Without a word, Gumbie rummaged in a bag and brought out a can. He handed it to Fisher, who sat down and fumbled with it. He had never opened a can without tongs or clean gloves. Finally he unsealed it, splashing some of it on his sleeves. He drank it so fast it went down his throat like liquid flapping through a pipe — the sound of a drain.
It was his first drink for two days. It cleared his head and strengthened him. He saw this as a victory, something to be enjoyed. He was alone in O-Zone with eight aliens! He was sorry there was no one he could tell — not to boast but simply to have on the record: an Owner, Type A, on his first mission actually living with hostile aliens.
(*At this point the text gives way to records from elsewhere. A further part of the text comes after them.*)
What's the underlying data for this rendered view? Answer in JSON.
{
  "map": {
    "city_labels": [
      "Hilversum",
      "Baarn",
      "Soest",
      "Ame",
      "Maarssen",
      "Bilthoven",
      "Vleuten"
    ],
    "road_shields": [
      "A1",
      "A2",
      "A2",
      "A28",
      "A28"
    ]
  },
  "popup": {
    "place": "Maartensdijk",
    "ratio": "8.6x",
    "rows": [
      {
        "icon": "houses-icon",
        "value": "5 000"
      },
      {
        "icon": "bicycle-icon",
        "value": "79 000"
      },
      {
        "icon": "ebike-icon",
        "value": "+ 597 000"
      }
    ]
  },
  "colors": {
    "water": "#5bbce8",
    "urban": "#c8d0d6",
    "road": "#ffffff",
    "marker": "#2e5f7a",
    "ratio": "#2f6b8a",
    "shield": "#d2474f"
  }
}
He thought: I'm not dead yet!
More than ever he wanted to be rescued, so that he could return and thunder down and kill all these people, especially this half-wit, Gumbie.
He said, "Where are we going?"
"Like Mr. B said, we're selling you, fella."
"Tomorrow?"
"Yump."
"Who's going to buy me?"
Gumbie was crunching a pine nut. He blew and swallowed, then paused, picking nutshells from his lips. He was thinking.
"Some Diggers in the town over there."
"Which Diggers, which town?" Fisher sensed that Gumbie was weakening. "I'll give you a swig if you tell me. It's glucose. It's real sweet."
A snort rattled out of Gumbie's hairy nostrils.
Gumbie then uttered an extraordinary sentence.
"The Bagoon family at the Mooseworks Pit in Varnado, near Summerville."
Fisher repeated the words to himself. They seemed to say everything, and yet they told him nothing.
"Now give me that swig," Gumbie said.
Gumbie's suckings and swallowings on the nozzle were too much for Fisher. They were monkey noises, they made the boy think of germs, and of viruses for which there were no known cures. He went and lay down on his leaves.